If you are used to running, hiking, or taking long, strenuous walks with your dog, consider doing so early in the morning or late in the evening when the temperature is cooler. You may also want to shorten your route on very hot days. This is particularly important for short-snouted breeds such as bulldogs, boxers, and pugs, which have an increased risk of developing respiratory problems.
From picnics to barbeques, summer presents plenty of opportunities for your dog or cat to eat things that aren’t good for them! Keep an eye on gnawed-off corn cobs, peach pits, used barbeque skewers, and any other discarded items that may be tempting! It’s also a good idea to cut up large, empty chip bags to reduce the risk of potential suffocation.
Wounds & Injuries
People and animals tend to spend more time outside during the summer.
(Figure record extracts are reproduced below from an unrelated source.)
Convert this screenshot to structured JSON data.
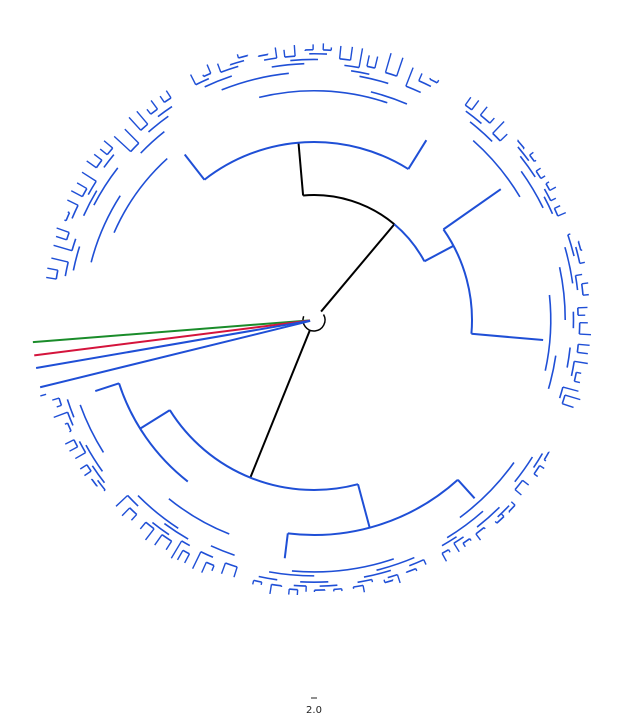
{
  "figure": {
    "type": "circular-phylogenetic-tree",
    "scale_bar_label": "2.0"
  },
  "colors": {
    "main_clade": "#1f4fd6",
    "backbone": "#000000",
    "outlier_green": "#1a8c2a",
    "outlier_red": "#d4143c",
    "outlier_blue": "#1f4fd6",
    "background": "#ffffff"
  },
  "tree": {
    "major_clades": [
      "upper-left",
      "upper-right",
      "lower",
      "outlier-branches"
    ],
    "outlier_branch_colors": [
      "green",
      "red",
      "blue",
      "blue"
    ]
  }
}
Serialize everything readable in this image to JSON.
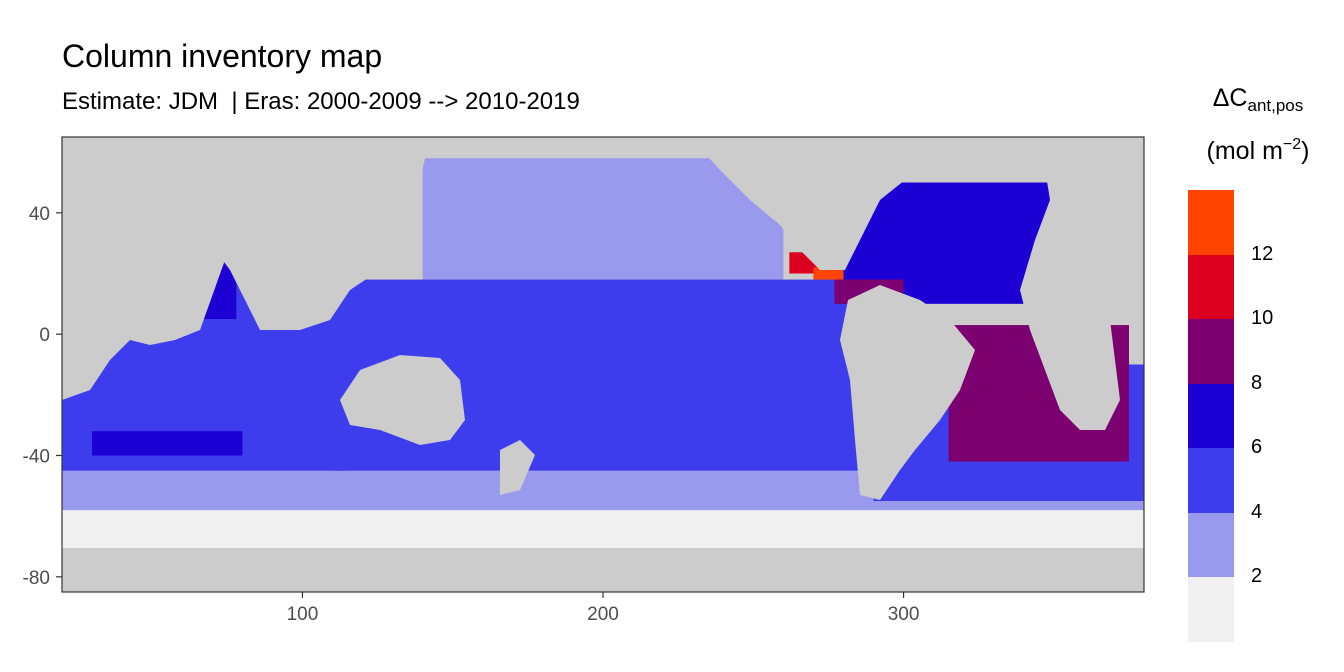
{
  "header": {
    "title": "Column inventory map",
    "subtitle": "Estimate: JDM  | Eras: 2000-2009 --> 2010-2019"
  },
  "legend": {
    "symbol": "ΔC",
    "subscript": "ant,pos",
    "unit_open": "(mol m",
    "unit_sup": "−2",
    "unit_close": ")",
    "labels": [
      "12",
      "10",
      "8",
      "6",
      "4",
      "2"
    ]
  },
  "chart_data": {
    "type": "heatmap",
    "title": "Column inventory map",
    "subtitle": "Estimate: JDM  | Eras: 2000-2009 --> 2010-2019",
    "xlabel": "",
    "ylabel": "",
    "xlim": [
      20,
      380
    ],
    "ylim": [
      -85,
      65
    ],
    "x_ticks": [
      100,
      200,
      300
    ],
    "y_ticks": [
      -80,
      -40,
      0,
      40
    ],
    "grid": false,
    "legend_position": "right",
    "land_color": "#cccccc",
    "panel_border": "#333333",
    "bins": [
      {
        "range": "0-2",
        "color": "#f0f0f0"
      },
      {
        "range": "2-4",
        "color": "#9999ee"
      },
      {
        "range": "4-6",
        "color": "#3d3dee"
      },
      {
        "range": "6-8",
        "color": "#1c00d4"
      },
      {
        "range": "8-10",
        "color": "#7c0070"
      },
      {
        "range": "10-12",
        "color": "#dc0020"
      },
      {
        "range": "12-14",
        "color": "#ff4400"
      }
    ],
    "regions": [
      {
        "name": "Southern Ocean margin",
        "bin": "0-2",
        "x": [
          20,
          380
        ],
        "y": [
          -78,
          -58
        ]
      },
      {
        "name": "Southern Ocean",
        "bin": "2-4",
        "x": [
          20,
          380
        ],
        "y": [
          -58,
          -45
        ]
      },
      {
        "name": "North Pacific",
        "bin": "2-4",
        "x": [
          140,
          260
        ],
        "y": [
          18,
          58
        ]
      },
      {
        "name": "Indian Ocean",
        "bin": "4-6",
        "x": [
          20,
          115
        ],
        "y": [
          -45,
          25
        ]
      },
      {
        "name": "Pacific Ocean",
        "bin": "4-6",
        "x": [
          110,
          290
        ],
        "y": [
          -45,
          18
        ]
      },
      {
        "name": "South Atlantic",
        "bin": "4-6",
        "x": [
          290,
          380
        ],
        "y": [
          -55,
          -10
        ]
      },
      {
        "name": "North Atlantic",
        "bin": "6-8",
        "x": [
          280,
          360
        ],
        "y": [
          10,
          50
        ]
      },
      {
        "name": "Arabian Sea",
        "bin": "6-8",
        "x": [
          55,
          78
        ],
        "y": [
          5,
          25
        ]
      },
      {
        "name": "Southern Indian band",
        "bin": "6-8",
        "x": [
          30,
          80
        ],
        "y": [
          -40,
          -32
        ]
      },
      {
        "name": "South Atlantic interior",
        "bin": "8-10",
        "x": [
          315,
          375
        ],
        "y": [
          -42,
          3
        ]
      },
      {
        "name": "Caribbean",
        "bin": "8-10",
        "x": [
          277,
          300
        ],
        "y": [
          10,
          18
        ]
      },
      {
        "name": "Gulf of Mexico",
        "bin": "10-12",
        "x": [
          262,
          280
        ],
        "y": [
          20,
          27
        ]
      },
      {
        "name": "Gulf of Mexico core",
        "bin": "12-14",
        "x": [
          270,
          280
        ],
        "y": [
          18,
          22
        ]
      }
    ]
  }
}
This means that outdoor cats have a greater chance of getting into scuffs with other animals, while dogs are more likely to experience penetrating injuries from sticks or broken fence wires during outdoor play. Fight-injuries and hit-by-car incidents increase during the summer months as well. Be sure to keep your dog on a six-foot, non-retractable leash—perfect for social distancing measures!
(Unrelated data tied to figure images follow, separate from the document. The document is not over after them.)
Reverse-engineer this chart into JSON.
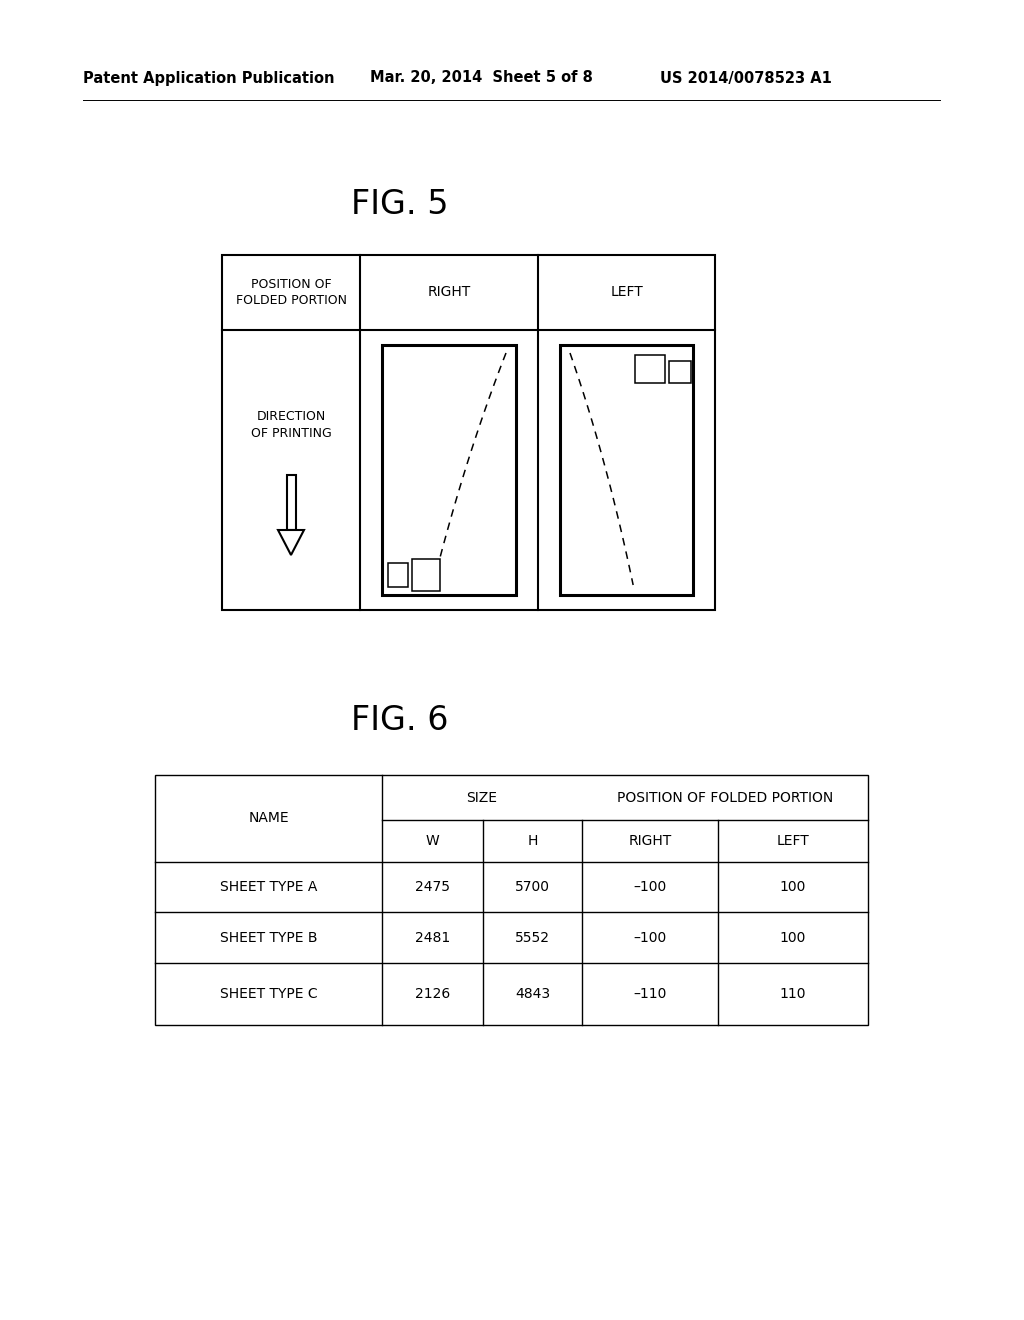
{
  "background_color": "#ffffff",
  "header_left": "Patent Application Publication",
  "header_center": "Mar. 20, 2014  Sheet 5 of 8",
  "header_right": "US 2014/0078523 A1",
  "fig5_title": "FIG. 5",
  "fig6_title": "FIG. 6",
  "table6_rows": [
    [
      "SHEET TYPE A",
      "2475",
      "5700",
      "–100",
      "100"
    ],
    [
      "SHEET TYPE B",
      "2481",
      "5552",
      "–100",
      "100"
    ],
    [
      "SHEET TYPE C",
      "2126",
      "4843",
      "–110",
      "110"
    ]
  ]
}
It’s a good idea to ensure your pet always has access to fresh water to encourage proactive hydration. Even dogs who spend most of the day inside should have constant access to water. Place water bowls throughout the house to make it easy for them to take a drink!
Fleas, Ticks & Heartworm
Don’t forget monthly preventatives to keep your pet happy and healthy all summer long. Tick bites can lead to illnesses such as Lyme disease, Rocky Mountain Spotted Fever, Ehrlichiosis, Anaplasmosis, Babesiosis, and Bartonellosis—that’s a long list and none of them are good for your pet!